The FCA has, over the past 12 months, highlighted their concerns over the sale of complex Interest Rate Hedging products to tens of thousands of small to medium sized businesses who were "non sophisticated customers". The FCA directed a number of banks to provide "fair and reasonable redress" to these "non sophisticated" customers. The "non sophisticated" customers who were sold these products ranged from care home operators, hoteliers, chemists, vets, hauliers, small property developers and pub owners.These customers were advised by the banks to "hedge" the possibility of interest rates increasing when also taking out a loan with the bank. In fact, the banks made it a condition of the loan to require a hedging product.As a result, many customers were faced with crippling monthly repayments when the interest rates fell and also unreasonably high exits fees should the customer wish to terminate the hedging product.

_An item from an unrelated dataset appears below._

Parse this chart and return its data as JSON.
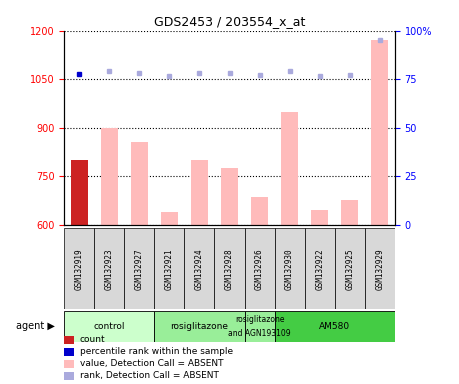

In June 2012, the FCA followed issued a finding that "serious failings" had occurred in the sale of swaps and other interest rate derivatives to small business which amounted to mis-selling. The FCA came to an agreement with the four major banks , namely RBS, Barclays, Lloyds and HSBC that these banks would review their past sales of these products and offer appropriate redress.
Despite the apparent agreement reached between the banks and the FCA, the FCA says the offering of compensation packages to those businesses affected by the mis-selling has been "slower than expected". Whilst the process has improved, figures released in October 2013 show that the banks were still missing their targets. The FCA initially hoped to resolve 1000 cases during the month, but only 800 have been resolved. The FCA states that this delay has caused "customer frustration".
The FCA has now written to the four major banks to agree ways to speed up the process. The FCA has also agreed with the four major banks to split compensation payments. Initial compensation will be paid on the losses directly associated with the mis-selling of the hedging product. For example, the interest charges or the exit costs. More complicated consequential losses, for example if the customers has other losses as a result of the mis-selling, will be dealt with later. The 4 major banks have also agreed to pay interest on compensation associated directly with the mis-selling at the rate of 8%.
Customers should therefore welcome the intervention of the FCA and hope that the banks now meet the targets for providing redress. Customers must also remember, however, that if they are unhappy with the compensation offered, or indeed if no compensation is offered, they only have 6 years from the date the hedging product was entered into to bring a claim in the courts. If the bank are reviewing any customers' claim this does not extend the period of 6 years to bring a claim.